The alveolar bone changes associated with renal
osteodystrophy are consistent with those seen in primary hyperparathyroidism and include generalized
loss of bone density, thinning of bone cortices and
total or partial loss of lamina dura. Individuals with
osteodystrophy may also demonstrate decreased trabeculation with a concomitant increase in medullary
space. This loss of trabeculation may continue until
the bone gives a homogeneous appearance, often
described as ground glass or chalky in appearance. Other areas may exhibit an increase in bone
density termed osteosclerosis. Although osteosclerotic lesions are well documented in the literature
(35), there is currently no demonstrated biological
mechanism to explain this finding.
The physiological imbalances and resultant osseous changes caused by chronic renal failure are
often reduced or reversed when the individuals
underlying renal disease is treated, by either dialysis
or renal transplant (34, 68). It is not known if the
same is true for reversibility of oral bone changes.
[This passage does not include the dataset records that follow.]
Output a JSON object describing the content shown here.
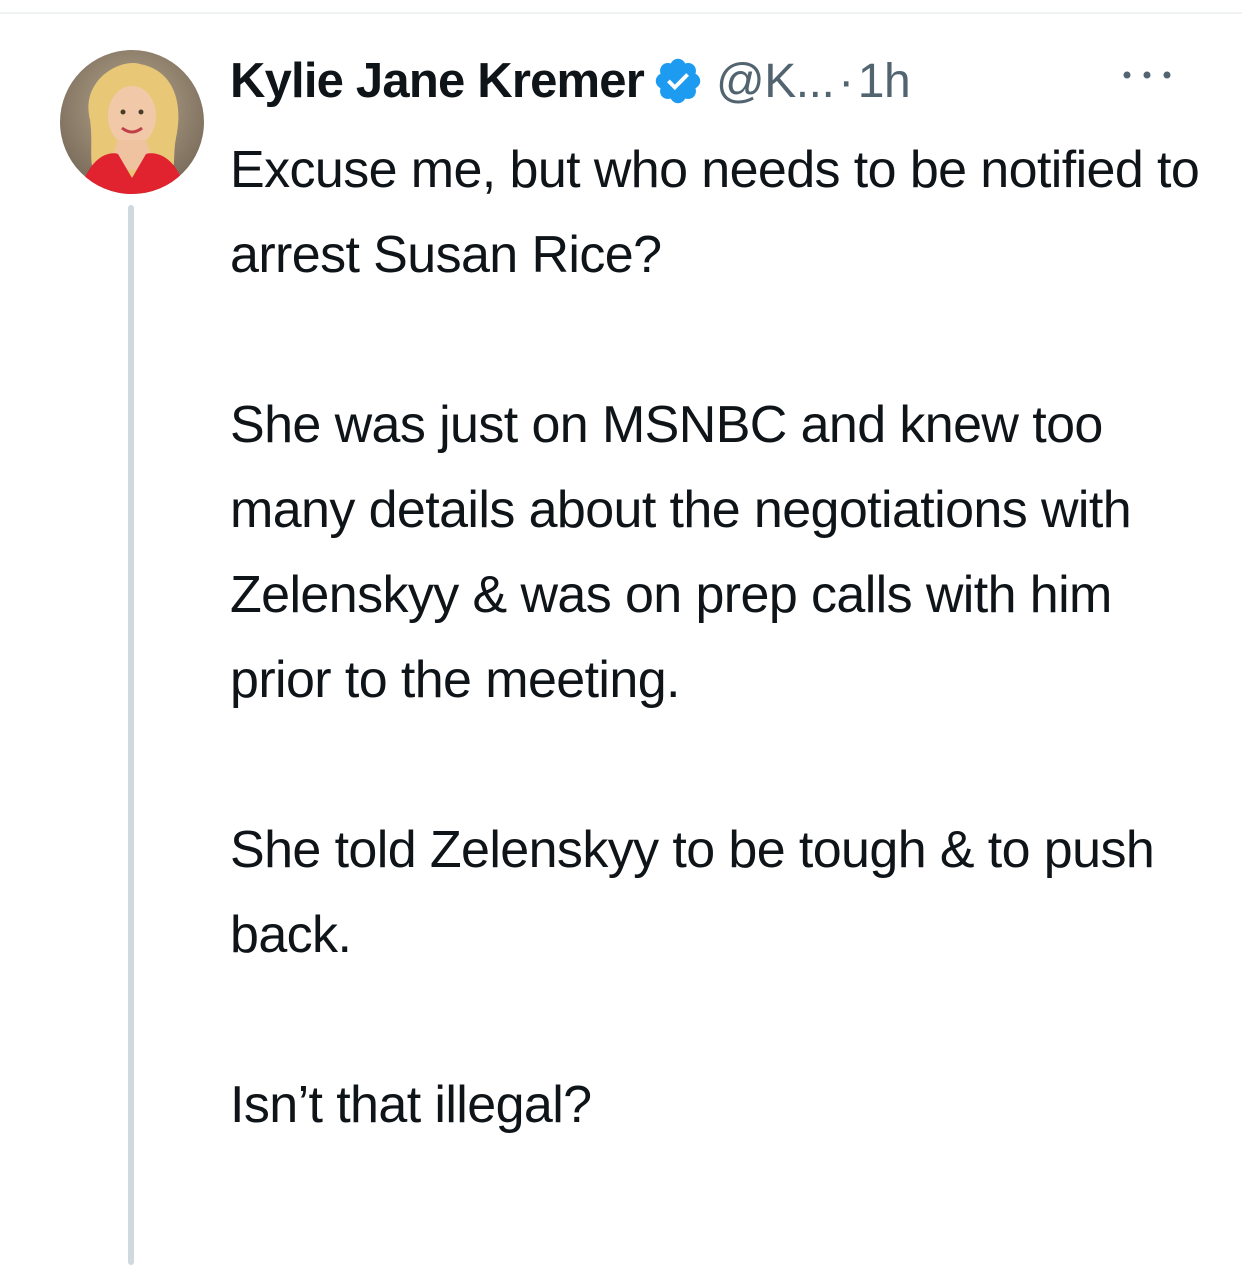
{
  "author": {
    "name": "Kylie Jane Kremer",
    "handle": "@K...",
    "separator": "·",
    "time": "1h",
    "verified": true,
    "verified_color": "#1d9bf0"
  },
  "avatar": {
    "icon": "profile-photo"
  },
  "more": {
    "icon": "more-horizontal-icon"
  },
  "tweet": {
    "paragraphs": [
      "Excuse me, but who needs to be notified to arrest Susan Rice?",
      "She was just on MSNBC and knew too many details about the negotiations with Zelenskyy & was on prep calls with him prior to the meeting.",
      "She told Zelenskyy to be tough & to push back.",
      "Isn’t that illegal?"
    ]
  },
  "colors": {
    "text_primary": "#0f1419",
    "text_secondary": "#536471",
    "thread_line": "#cfd9de",
    "divider": "#eff3f4"
  }
}
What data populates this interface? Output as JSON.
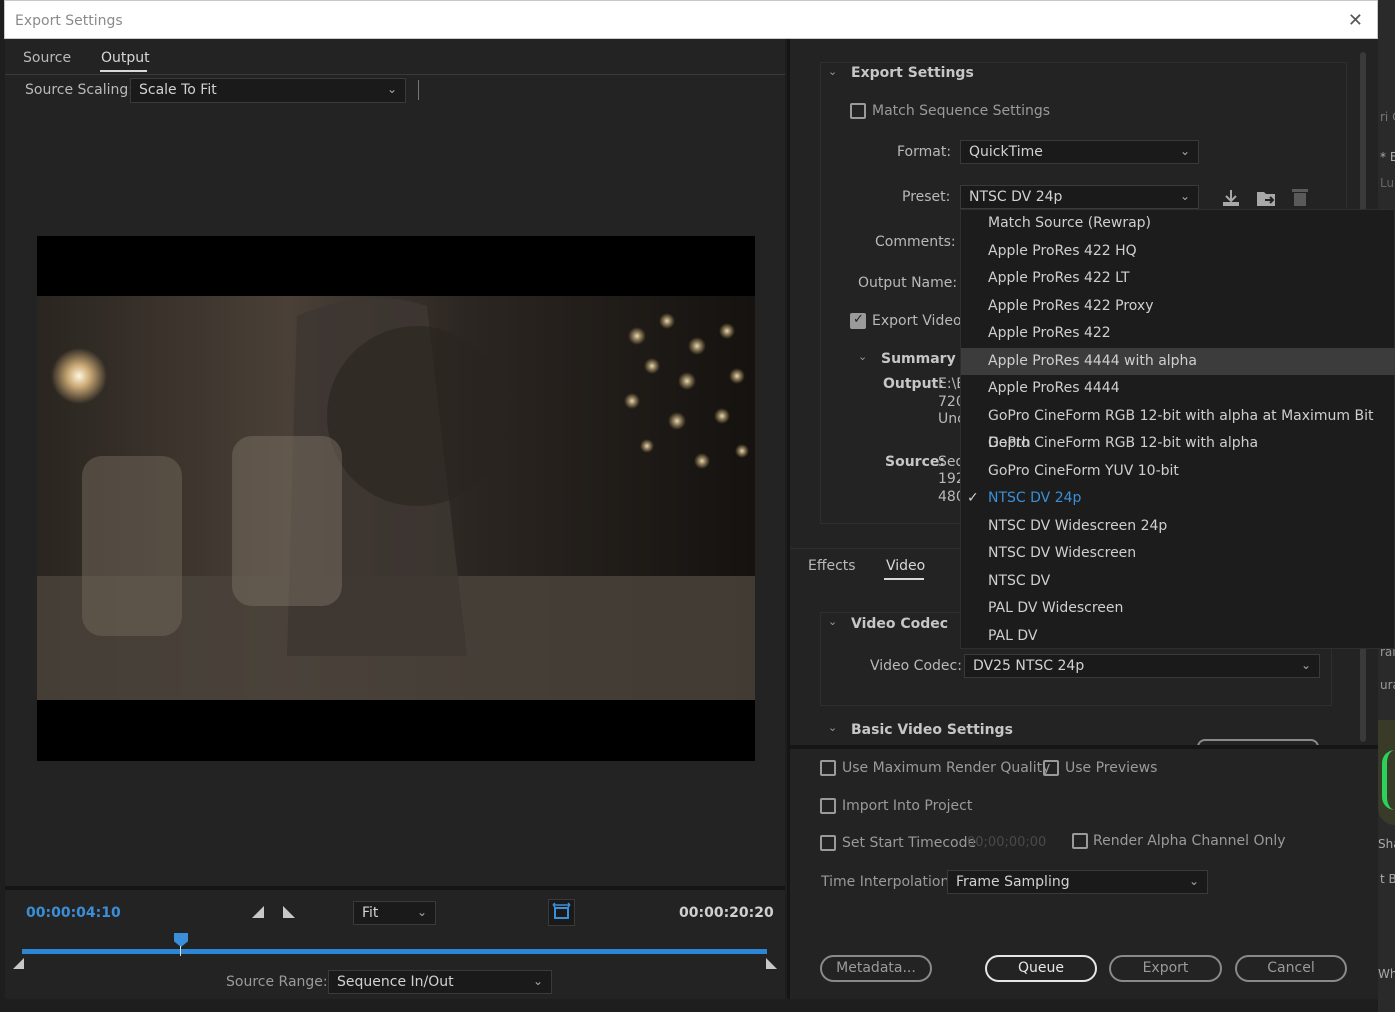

Patients on renal dialysis have been found to have
higher prevalence of periodontitis (57). It appears
likely that the decreased bone mineral density in
such patients would increase risk for progressive alveolar bone loss from subsequent periodontal infections, similar to what has been hypothesized to occur in individuals with osteoporosis. In addition,
when such individuals are being prepared for organ
transplant, it is important that they undergo a thorough dental screening and that all sources of dental
infection be removed prior to transplantation since
complications from infections can be severe and
lead to significant morbidity, including failure of the
transplanted organ (76).
Immunodeficiency diseases
Acquired immunodeficiency syndrome (AIDS) is the
end stage of infection with HIV. This disease is characterized by a reduction in the cell-mediated immune response. A consequence of this systemic immunosuppression is an increased propensity to develop fungal, viral and bacterial infections, as well as
specific malignancies that can dramatically affect
the health of the infected individual. First described
in the 1980s, periodontal manifestations of HIV infection include linear gingival erythema (formerly
known as HIV-associated gingivitis), necrotizing ulcerative gingivitis, and necrotizing ulcerative periodontitis (formerly known as HIV-associated periodontitis). Recent work suggests these conditions
may not be as prevalent as originally reported. One
possible explanation for the variance is that selection bias occurred in the earlier studies that used
samples of individuals who were seeking treatment
for oral problems (65). More recent studies have reported that necrotizing ulcerative gingivitis occurs in
less than 10% of HIV-infected individuals, while necrotizing ulcerative periodontitis occurs in less than
5% of infected individuals and usually occurred in
individuals with severe immunosuppression (22).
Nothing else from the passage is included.